The Toronto Rental Market
The Toronto rental market is HOT! We are experiencing vacancy rates at all time lows (around 1%) meaning that Landlords have their pick of who they want to rent to (and for how much). Rents have increased significantly over the last five years and aren’t expected to decrease anytime soon.
The lease is the document that summarizes your relationship with the tenant – how much rent they’ll pay, the dates of the lease, rules around pets and smoking, what happens at the end of the lease, etc.
Leases are typically for 12 months and after that (unless a new lease is signed), tenants are automatically considered to be ‘month-to-month’, meaning that they don’t generally need to commit for another 12 months.

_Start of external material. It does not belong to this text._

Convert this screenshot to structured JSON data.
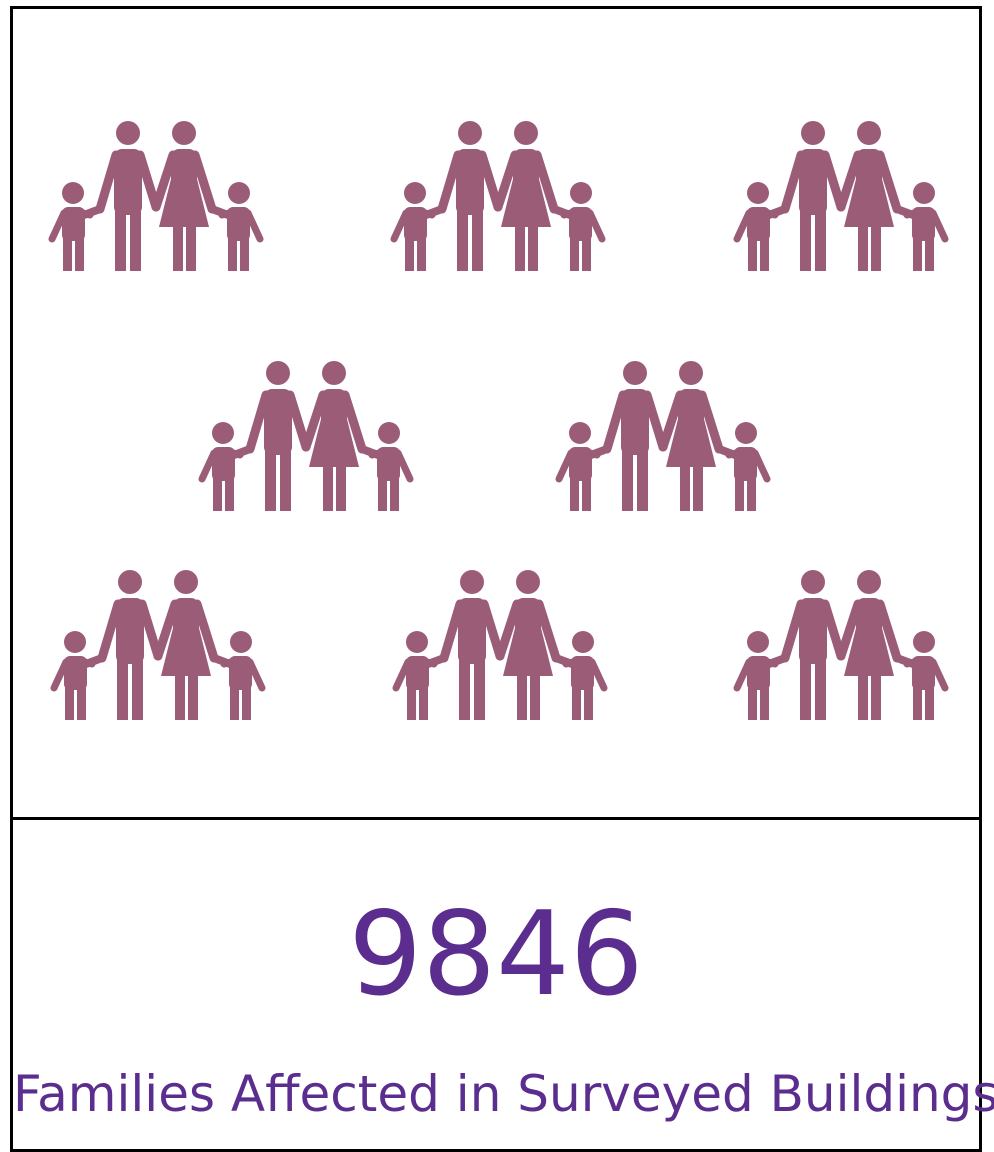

Month-to-month tenants are required to give 60 days notice before moving out (counting from the first of the coming month; i.e. if they give notice June 24th, then they can move out on August 31st).

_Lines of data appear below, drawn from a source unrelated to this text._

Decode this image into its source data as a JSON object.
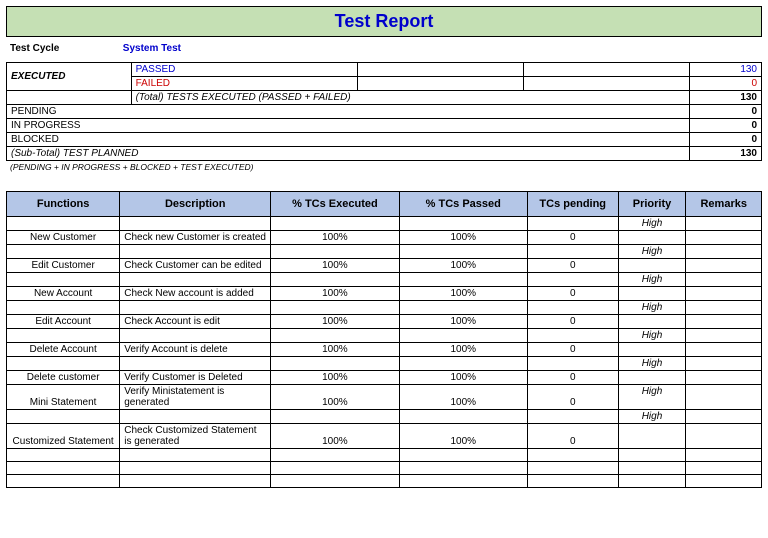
{
  "title": "Test Report",
  "cycle": {
    "label": "Test Cycle",
    "value": "System Test"
  },
  "summary": {
    "executed_label": "EXECUTED",
    "passed_label": "PASSED",
    "passed_value": "130",
    "failed_label": "FAILED",
    "failed_value": "0",
    "total_exec_label": "(Total) TESTS EXECUTED (PASSED + FAILED)",
    "total_exec_value": "130",
    "pending_label": "PENDING",
    "pending_value": "0",
    "inprogress_label": "IN PROGRESS",
    "inprogress_value": "0",
    "blocked_label": "BLOCKED",
    "blocked_value": "0",
    "subtotal_label": "(Sub-Total) TEST PLANNED",
    "subtotal_value": "130",
    "note": "(PENDING + IN PROGRESS + BLOCKED + TEST EXECUTED)"
  },
  "headers": {
    "functions": "Functions",
    "description": "Description",
    "executed": "% TCs Executed",
    "passed": "% TCs Passed",
    "pending": "TCs pending",
    "priority": "Priority",
    "remarks": "Remarks"
  },
  "rows": [
    {
      "fn": "New Customer",
      "desc": "Check new Customer is created",
      "exec": "100%",
      "pass": "100%",
      "pend": "0",
      "prio": "High",
      "tall": true
    },
    {
      "fn": "Edit Customer",
      "desc": "Check Customer can be edited",
      "exec": "100%",
      "pass": "100%",
      "pend": "0",
      "prio": "High",
      "tall": true
    },
    {
      "fn": "New Account",
      "desc": "Check New account is added",
      "exec": "100%",
      "pass": "100%",
      "pend": "0",
      "prio": "High",
      "tall": true
    },
    {
      "fn": "Edit Account",
      "desc": "Check Account is edit",
      "exec": "100%",
      "pass": "100%",
      "pend": "0",
      "prio": "High",
      "tall": true
    },
    {
      "fn": "Delete Account",
      "desc": "Verify Account is delete",
      "exec": "100%",
      "pass": "100%",
      "pend": "0",
      "prio": "High",
      "tall": true
    },
    {
      "fn": "Delete customer",
      "desc": "Verify Customer is Deleted",
      "exec": "100%",
      "pass": "100%",
      "pend": "0",
      "prio": "High",
      "tall": true
    },
    {
      "fn": "Mini Statement",
      "desc": "Verify Ministatement is generated",
      "exec": "100%",
      "pass": "100%",
      "pend": "0",
      "prio": "High",
      "tall": false
    },
    {
      "fn": "Customized Statement",
      "desc": "Check Customized Statement is generated",
      "exec": "100%",
      "pass": "100%",
      "pend": "0",
      "prio": "High",
      "tall": true
    },
    {
      "fn": "",
      "desc": "",
      "exec": "",
      "pass": "",
      "pend": "",
      "prio": "",
      "tall": false
    },
    {
      "fn": "",
      "desc": "",
      "exec": "",
      "pass": "",
      "pend": "",
      "prio": "",
      "tall": false
    },
    {
      "fn": "",
      "desc": "",
      "exec": "",
      "pass": "",
      "pend": "",
      "prio": "",
      "tall": false
    }
  ],
  "colors": {
    "header_bg": "#c5e0b4",
    "th_bg": "#b4c6e7",
    "link_blue": "#0000cc",
    "fail_red": "#cc0000"
  },
  "col_widths": {
    "summary": [
      "16.5%",
      "30%",
      "22%",
      "22%",
      "9.5%"
    ],
    "detail": [
      "15%",
      "20%",
      "17%",
      "17%",
      "12%",
      "9%",
      "10%"
    ]
  }
}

Your Rights and Obligations as a Landlord
Ontario tenants have many rights. Among the important ones:
- Pets – Landlords can’t evict a tenant for having a pet, but they can refuse to rent to someone with a pet in the first place. If you own a condo, the Condominium rules take precedence over the Residential Tenancies Act, so if the condo doesn’t allow pets, you may be able to evict Fido or Fifi.

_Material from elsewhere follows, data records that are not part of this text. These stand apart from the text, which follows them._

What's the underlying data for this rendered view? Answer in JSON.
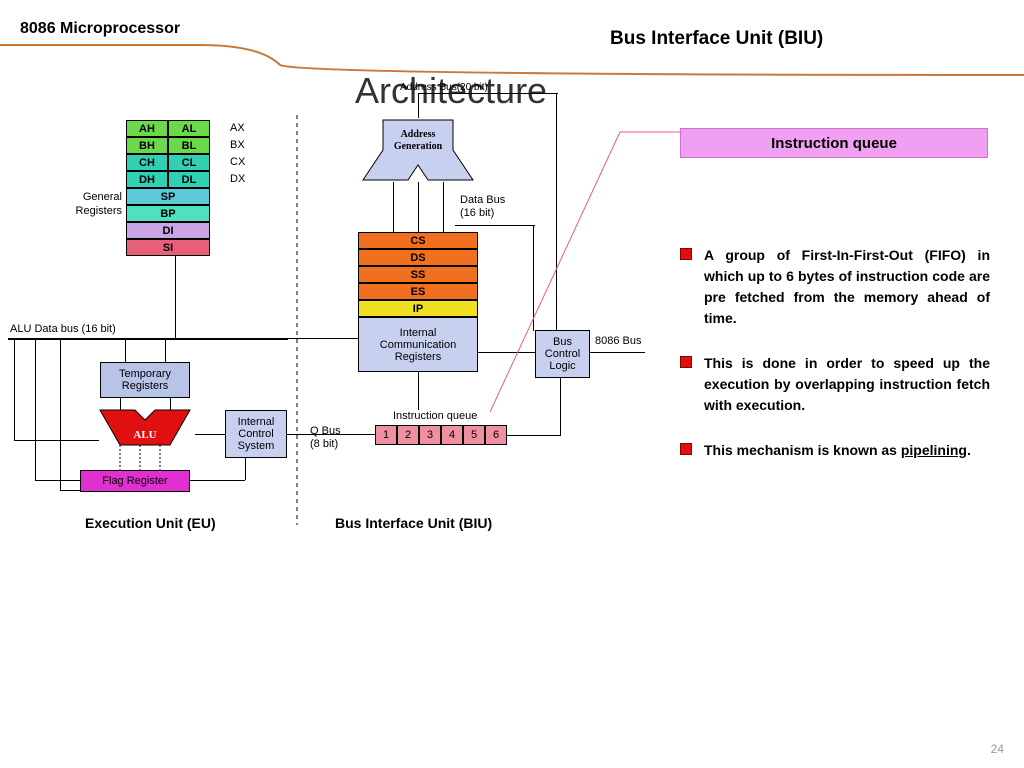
{
  "header": {
    "left_title": "8086 Microprocessor",
    "right_title": "Bus Interface Unit (BIU)",
    "curve_color": "#c97a3a",
    "divider_color": "#c97a3a"
  },
  "main_title": "Architecture",
  "diagram": {
    "general_registers_label": "General\nRegisters",
    "gpr": {
      "rows": [
        {
          "hi": "AH",
          "lo": "AL",
          "name": "AX",
          "color": "#6cd94c"
        },
        {
          "hi": "BH",
          "lo": "BL",
          "name": "BX",
          "color": "#6cd94c"
        },
        {
          "hi": "CH",
          "lo": "CL",
          "name": "CX",
          "color": "#31d0b5"
        },
        {
          "hi": "DH",
          "lo": "DL",
          "name": "DX",
          "color": "#31d0b5"
        }
      ],
      "ptr": [
        {
          "name": "SP",
          "color": "#5cc9d9"
        },
        {
          "name": "BP",
          "color": "#4fe0bf"
        },
        {
          "name": "DI",
          "color": "#c9a5e8"
        },
        {
          "name": "SI",
          "color": "#e85f7a"
        }
      ]
    },
    "alu_bus_label": "ALU Data bus (16 bit)",
    "temp_reg": {
      "label": "Temporary\nRegisters",
      "color": "#b8c3e8"
    },
    "alu": {
      "label": "ALU",
      "color": "#e01010",
      "text": "#ffffff"
    },
    "flag_reg": {
      "label": "Flag Register",
      "color": "#e030d0"
    },
    "ics": {
      "label": "Internal\nControl\nSystem",
      "color": "#c8d0f0"
    },
    "eu_label": "Execution Unit (EU)",
    "address_bus_label": "Address Bus(20  bit)",
    "addr_gen": {
      "label": "Address\nGeneration",
      "color": "#c8d0f0"
    },
    "data_bus_label": "Data Bus\n(16 bit)",
    "segments": {
      "rows": [
        {
          "name": "CS",
          "color": "#f07020"
        },
        {
          "name": "DS",
          "color": "#f07020"
        },
        {
          "name": "SS",
          "color": "#f07020"
        },
        {
          "name": "ES",
          "color": "#f07020"
        },
        {
          "name": "IP",
          "color": "#f0e020"
        }
      ],
      "icr": {
        "label": "Internal\nCommunication\nRegisters",
        "color": "#c8d0f0"
      }
    },
    "bcl": {
      "label": "Bus\nControl\nLogic",
      "color": "#c8d0f0"
    },
    "bus_8086_label": "8086 Bus",
    "q_bus_label": "Q Bus\n(8 bit)",
    "iq_label": "Instruction queue",
    "queue": {
      "cells": [
        "1",
        "2",
        "3",
        "4",
        "5",
        "6"
      ],
      "color": "#f08fa0"
    },
    "biu_label": "Bus Interface Unit (BIU)"
  },
  "callout": {
    "title": "Instruction queue",
    "bg_color": "#f0a0f0",
    "border_color": "#d070d0",
    "bullet_color": "#e01010",
    "items": [
      "A group of First-In-First-Out (FIFO) in which up to 6 bytes of instruction code are pre fetched from the memory ahead of time.",
      "This is done in order to speed up the execution by overlapping instruction fetch with execution.",
      "This mechanism is known as <u>pipelining</u>."
    ]
  },
  "page_number": "24"
}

- Rent Increases – In Ontario, rent increases are controlled by the government. Generally speaking, landlords can increase the rent once every 12 months by up to a maximum equal to the Consumer Price Index (CPI) for that year. In 2016, the maximum allowable rent increase was 2%.
- Right to Access Property – Generally, Landlords have the right to enter an apartment to repair and maintain it (with 24 hours notice or in the case of an emergency). You also have the right to show the unit to prospective tenants and/or buyers with appropriate notice.
- What Happens if You Want to Move Back in – You may NOT move back into your condo or apartment during the term of the lease. If the tenant is on a month-to-month lease, you may provide 60 days notice in writing (counting from the 1st of the coming month) in order to occupy the unit (note: you or a family member must be the person occupying the unit – you cannot simply give notice to the tenant in order to allow someone else to move in). Note that as of September 2017, an owner wishing to occupy their unit must:
- Compensate the Tenant with one month’s rent or offer them another acceptable unit
- Occupy the unit for at least one year
- If the Landlord advertises the unit for rent or sale, re-rents, demolishes or converts the unit within 12 months of the Tenant vacating, the Landlord is subject to a fine of up to $25,000
- What Happens if You Want to Sell – If you have a valid written lease, you may NOT evict the tenant in order to sell the property. The lease simply transfers to the new owner (at the current rent and terms). If you have a ‘month-to-month’ tenant, you may give the usual 60 days written notice to the tenant, on behalf of the new buyer (assuming the new buyer is moving in themselves).When a tenanted unit is sold to a new Buyer and the existing owner gives notice to the Tenant on the new owner’s behalf, compensation is not required
You have MANY obligations as a Landlord – click here to find out more.
Also, note that all new tenants by law must be given a copy of the Landlord and Tenant Board’s Info for New Tenants Brochure with a summary of landlord and tenant rights & responsibilities.
Finding the Tenant You Want
One of the most important parts of finding a good tenant is screening. Make sure to request:
- First and last month’s rent (ideally as a certified cheque or bank draft).
- A current credit check
- Confirmation of employment letter
On the application, make sure to request:
- Previous addresses and landlord names/contact information
- Employment details for the last several years
- Details of any other people who will reside in the apartment
- Details about any pets
Ready to Become a Toronto Landlord?
Becoming a Landlord can be an excellent source of revenue but it can seem like a second job, so make sure to do your homework before you commit.